Picasso: printmaker, British Museum, exhibition review: ‘Worth the effort’

Leaping bulls, 1950 © Succession Picasso, DACS, London 2024

An exhibition of Pablo Picasso’s prints at the British Museum traces the development of the artist’s best-known figurative motifs.

Picasso loved bullfighting and wrestling, so the struggle to get into see this show may have been fitting.

After winding round riot barriers and enduring forensic examination of my cosmetics in a Soviet-style security tent, I eventually located the virtually unsigned exhibition at the top of a flights of stairs.

On presenting my ticket with the time clearly indicated, a security guard told me “everything is closed here”.

I nevertheless persevered (the exhibition was in fact open for another full hour), and the collection of around 100 etchings, engravings, aquatints, drypoints, lithographs and linocuts was worth the effort.

Faun uncovering a woman, 1936 © Succession Picasso, DACS, London 2024

The prints on display date from 1904 to 1971, and they include a selection of the 347 that Picasso made in 1968 at the age of 86.

We see work from the artist’s myth-inspired Vollard Suite as well as images incorporating his fascination with circuses, brothels and animals.

Most interesting of all, perhaps, are those prints that show how his well-known visual imagery developed: studies based on the work of Rembrandt, Cranach the Elder and others, as well as bullfight etchings that prefigure what is perhaps his most famous canvas of all: Guernica.

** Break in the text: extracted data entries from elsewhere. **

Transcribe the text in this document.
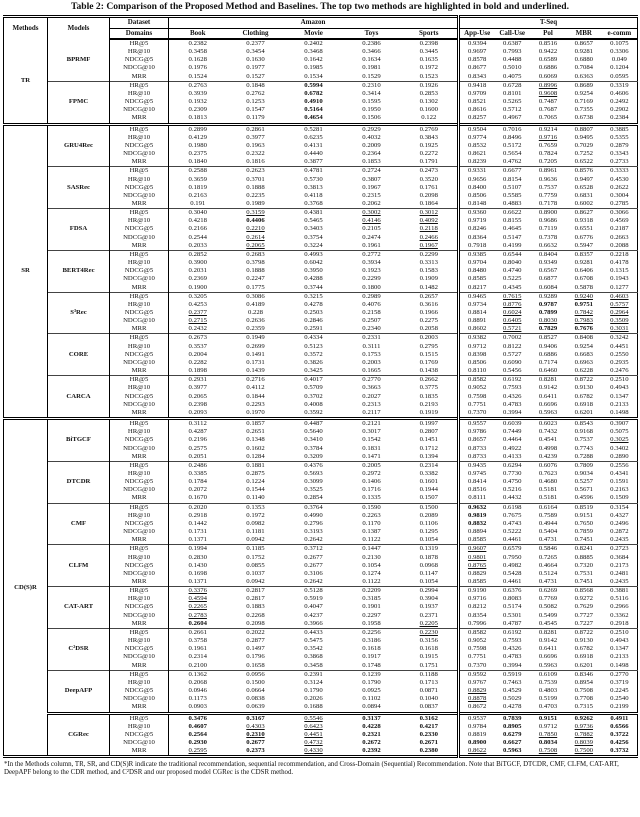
Table 2: Comparison of the Proposed Method and Baselines. The top two methods are highlighted in bold and underlined.
Methods	Models	Dataset	Amazon					T-Seq				
		Domains	Book	Clothing	Movie	Toys	Sports	App-Use	Call-Use	Pol	MBR	e-comm
TR	BPRMF	HR@5	0.2382	0.2377	0.2402	0.2386	0.2398	0.9394	0.6387	0.8516	0.8657	0.1075
		HR@10	0.3458	0.3454	0.3468	0.3466	0.3445	0.9697	0.7993	0.9422	0.9281	0.3306
		NDCG@5	0.1628	0.1630	0.1642	0.1634	0.1635	0.8578	0.4488	0.6589	0.6880	0.049
		NDCG@10	0.1976	0.1977	0.1985	0.1981	0.1972	0.8677	0.5010	0.6886	0.7084	0.1204
		MRR	0.1524	0.1527	0.1534	0.1529	0.1523	0.8343	0.4075	0.6069	0.6363	0.0595
	FPMC	HR@5	0.2763	0.1848	0.5994	0.2310	0.1926	0.9418	0.6728	0.8996	0.8689	0.3319
		HR@10	0.3939	0.2762	0.6782	0.3414	0.2853	0.9709	0.8101	0.9608	0.9254	0.4606
		NDCG@5	0.1932	0.1253	0.4910	0.1595	0.1302	0.8521	0.5265	0.7487	0.7169	0.2492
		NDCG@10	0.2309	0.1547	0.5164	0.1950	0.1600	0.8616	0.5712	0.7687	0.7355	0.2902
		MRR	0.1813	0.1179	0.4654	0.1506	0.122	0.8257	0.4967	0.7065	0.6738	0.2384
SR	GRU4Rec	HR@5	0.2899	0.2861	0.5281	0.2929	0.2769	0.9504	0.7016	0.9214	0.8807	0.3885
		HR@10	0.4129	0.3977	0.6235	0.4032	0.3843	0.9774	0.8496	0.9716	0.9495	0.5355
		NDCG@5	0.1980	0.1963	0.4131	0.2009	0.1925	0.8532	0.5172	0.7659	0.7029	0.2879
		NDCG@10	0.2375	0.2322	0.4440	0.2364	0.2272	0.8621	0.5654	0.7824	0.7252	0.3343
		MRR	0.1840	0.1816	0.3877	0.1853	0.1791	0.8239	0.4762	0.7205	0.6522	0.2733
	SASRec	HR@5	0.2588	0.2623	0.4781	0.2724	0.2473	0.9331	0.6677	0.8961	0.8576	0.3333
		HR@10	0.3659	0.3701	0.5730	0.3807	0.3520	0.9656	0.8154	0.9636	0.9497	0.4530
		NDCG@5	0.1819	0.1888	0.3813	0.1967	0.1761	0.8400	0.5107	0.7537	0.6528	0.2622
		NDCG@10	0.2163	0.2235	0.4118	0.2315	0.2098	0.8506	0.5585	0.7759	0.6831	0.3004
		MRR	0.191	0.1989	0.3768	0.2062	0.1864	0.8148	0.4883	0.7178	0.6002	0.2785
	FDSA	HR@5	0.3040	0.3159	0.4381	0.3002	0.3012	0.9360	0.6622	0.8900	0.8627	0.3066
		HR@10	0.4218	0.4406	0.5465	0.4146	0.4092	0.9719	0.8155	0.9686	0.9318	0.4569
		NDCG@5	0.2166	0.2210	0.3403	0.2105	0.2118	0.8246	0.4645	0.7119	0.6551	0.2187
		NDCG@10	0.2544	0.2614	0.3754	0.2474	0.2466	0.8364	0.5147	0.7378	0.6776	0.2663
		MRR	0.2033	0.2065	0.3224	0.1961	0.1967	0.7918	0.4199	0.6632	0.5947	0.2088
	BERT4Rec	HR@5	0.2852	0.2683	0.4993	0.2772	0.2299	0.9385	0.6544	0.8404	0.8357	0.2218
		HR@10	0.3900	0.3798	0.6042	0.3934	0.3313	0.9704	0.8040	0.9349	0.9281	0.4178
		NDCG@5	0.2031	0.1888	0.3950	0.1923	0.1583	0.8480	0.4740	0.6567	0.6406	0.1315
		NDCG@10	0.2369	0.2247	0.4288	0.2299	0.1909	0.8585	0.5225	0.6877	0.6708	0.1943
		MRR	0.1900	0.1775	0.3744	0.1800	0.1482	0.8217	0.4345	0.6084	0.5878	0.1277
	S³Rec	HR@5	0.3205	0.3086	0.3215	0.2989	0.2657	0.9465	0.7615	0.9289	0.9240	0.4603
		HR@10	0.4253	0.4189	0.4278	0.4076	0.3616	0.9734	0.8776	0.9787	0.9751	0.5757
		NDCG@5	0.2377	0.228	0.2503	0.2158	0.1966	0.8814	0.6024	0.7899	0.7842	0.2964
		NDCG@10	0.2715	0.2636	0.2846	0.2507	0.2275	0.8891	0.6405	0.8030	0.7983	0.3509
		MRR	0.2432	0.2359	0.2591	0.2340	0.2058	0.8602	0.5721	0.7829	0.7676	0.3031
	CORE	HR@5	0.2673	0.1949	0.4334	0.2331	0.2003	0.9382	0.7002	0.8527	0.8408	0.3242
		HR@10	0.3537	0.2699	0.5123	0.3111	0.2795	0.9712	0.8122	0.9406	0.9254	0.4451
		NDCG@5	0.2004	0.1491	0.3572	0.1753	0.1515	0.8398	0.5727	0.6886	0.6683	0.2550
		NDCG@10	0.2282	0.1731	0.3826	0.2003	0.1769	0.8506	0.6090	0.7174	0.6963	0.2935
		MRR	0.1898	0.1439	0.3425	0.1665	0.1438	0.8110	0.5456	0.6460	0.6228	0.2476
	CARCA	HR@5	0.2931	0.2716	0.4017	0.2770	0.2662	0.8582	0.6192	0.8281	0.8722	0.2510
		HR@10	0.3977	0.4112	0.5709	0.3663	0.3775	0.9052	0.7593	0.9142	0.9130	0.4943
		NDCG@5	0.2065	0.1844	0.3702	0.2027	0.1835	0.7598	0.4326	0.6411	0.6782	0.1347
		NDCG@10	0.2398	0.2293	0.4008	0.2313	0.2193	0.7751	0.4783	0.6696	0.6918	0.2133
		MRR	0.2093	0.1970	0.3592	0.2117	0.1919	0.7370	0.3994	0.5963	0.6201	0.1498
CD(S)R	BiTGCF	HR@5	0.3112	0.1857	0.4487	0.2121	0.1997	0.9557	0.6039	0.6023	0.8543	0.3907
		HR@10	0.4287	0.2651	0.5640	0.3017	0.2807	0.9786	0.7449	0.7432	0.9168	0.5075
		NDCG@5	0.2196	0.1348	0.3410	0.1542	0.1451	0.8657	0.4464	0.4541	0.7537	0.3025
		NDCG@10	0.2575	0.1602	0.3784	0.1831	0.1712	0.8733	0.4922	0.4998	0.7743	0.3402
		MRR	0.2051	0.1284	0.3209	0.1471	0.1394	0.8733	0.4133	0.4239	0.7288	0.2890
	DTCDR	HR@5	0.2486	0.1881	0.4376	0.2005	0.2314	0.9435	0.6294	0.6076	0.7809	0.2556
		HR@10	0.3385	0.2875	0.5693	0.2972	0.3382	0.9745	0.7730	0.7623	0.9034	0.4341
		NDCG@5	0.1784	0.1224	0.3099	0.1406	0.1601	0.8414	0.4750	0.4680	0.5257	0.1591
		NDCG@10	0.2072	0.1544	0.3525	0.1716	0.1944	0.8516	0.5216	0.5181	0.5671	0.2163
		MRR	0.1670	0.1140	0.2854	0.1335	0.1507	0.8111	0.4432	0.5181	0.4596	0.1509
	CMF	HR@5	0.2020	0.1353	0.3764	0.1590	0.1500	0.9632	0.6198	0.6164	0.8519	0.3154
		HR@10	0.2918	0.1972	0.4990	0.2263	0.2089	0.9819	0.7675	0.7589	0.9151	0.4327
		NDCG@5	0.1442	0.0982	0.2796	0.1170	0.1106	0.8832	0.4743	0.4944	0.7650	0.2496
		NDCG@10	0.1731	0.1181	0.3193	0.1387	0.1295	0.8894	0.5222	0.5404	0.7859	0.2872
		MRR	0.1371	0.0942	0.2642	0.1122	0.1054	0.8585	0.4461	0.4731	0.7451	0.2435
	CLFM	HR@5	0.1994	0.1185	0.3712	0.1447	0.1319	0.9607	0.6579	0.5846	0.8241	0.2723
		HR@10	0.2830	0.1752	0.2677	0.2130	0.1878	0.9801	0.7950	0.7265	0.8885	0.3684
		NDCG@5	0.1430	0.0855	0.2677	0.1054	0.0968	0.8765	0.4982	0.4664	0.7320	0.2173
		NDCG@10	0.1698	0.1037	0.3106	0.1274	0.1147	0.8829	0.5428	0.5124	0.7531	0.2481
		MRR	0.1371	0.0942	0.2642	0.1122	0.1054	0.8585	0.4461	0.4731	0.7451	0.2435
	CAT-ART	HR@5	0.3376	0.2817	0.5128	0.2209	0.2994	0.9190	0.6376	0.6269	0.8568	0.3881
		HR@10	0.4594	0.2817	0.5919	0.3185	0.3904	0.9716	0.8083	0.7769	0.9272	0.5116
		NDCG@5	0.2265	0.1883	0.4047	0.1901	0.1937	0.8212	0.5174	0.5082	0.7629	0.2966
		NDCG@10	0.2783	0.2268	0.4237	0.2297	0.2371	0.8354	0.5301	0.5499	0.7727	0.3362
		MRR	0.2604	0.2098	0.3966	0.1958	0.2205	0.7996	0.4787	0.4545	0.7227	0.2918
	C²DSR	HR@5	0.2661	0.2022	0.4433	0.2256	0.2230	0.8582	0.6192	0.8281	0.8722	0.2510
		HR@10	0.3758	0.2877	0.5475	0.3186	0.3156	0.9052	0.7593	0.9142	0.9130	0.4943
		NDCG@5	0.1961	0.1497	0.3542	0.1618	0.1618	0.7598	0.4326	0.6411	0.6782	0.1347
		NDCG@10	0.2314	0.1796	0.3868	0.1917	0.1915	0.7751	0.4783	0.6696	0.6918	0.2133
		MRR	0.2100	0.1658	0.3458	0.1748	0.1751	0.7370	0.3994	0.5963	0.6201	0.1498
	DeepAFP	HR@5	0.1362	0.0956	0.2391	0.1239	0.1188	0.9592	0.5919	0.6109	0.8346	0.2770
		HR@10	0.2068	0.1500	0.3124	0.1790	0.1713	0.9767	0.7463	0.7539	0.8954	0.3719
		NDCG@5	0.0946	0.0664	0.1790	0.0925	0.0871	0.8829	0.4529	0.4803	0.7508	0.2245
		NDCG@10	0.1173	0.0838	0.2026	0.1102	0.1040	0.8878	0.5029	0.5199	0.7708	0.2540
		MRR	0.0903	0.0639	0.1688	0.0894	0.0837	0.8672	0.4278	0.4703	0.7315	0.2199
	CGRec	HR@5	0.3476	0.3167	0.5546	0.3137	0.3162	0.9537	0.7839	0.9151	0.9262	0.4911
		HR@10	0.4607	0.4303	0.6423	0.4228	0.4217	0.9784	0.8905	0.9712	0.9736	0.6566
		NDCG@5	0.2564	0.2310	0.4451	0.2321	0.2330	0.8819	0.6279	0.7850	0.7882	0.3722
		NDCG@10	0.2930	0.2677	0.4732	0.2672	0.2671	0.8900	0.6627	0.8034	0.8039	0.4256
		MRR	0.2595	0.2373	0.4330	0.2392	0.2380	0.8622	0.5963	0.7508	0.7500	0.3732
*In the Methods column, TR, SR, and CD(S)R indicate the traditional recommendation, sequential recommendation, and Cross-Domain (Sequential) Recommendation. Note that BiTGCF, DTCDR, CMF, CLFM, CAT-ART, DeepAPF belong to the CDR method, and C²DSR and our proposed model CGRec is the CDSR method.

Picasso’s command of the craft of printmaking is evident throughout, as is his versatility.

A number of the prints have an off-the-cuff look to them, though others embody meticulous attention to detail. They can be read as the backstory to the artistic superstar’s more famous paintings, but many are also masterpieces in their own right.

Picasso: printmaker runs until 30 March 2025 at the British Museum, Great Russell Street, WC1B 3DG.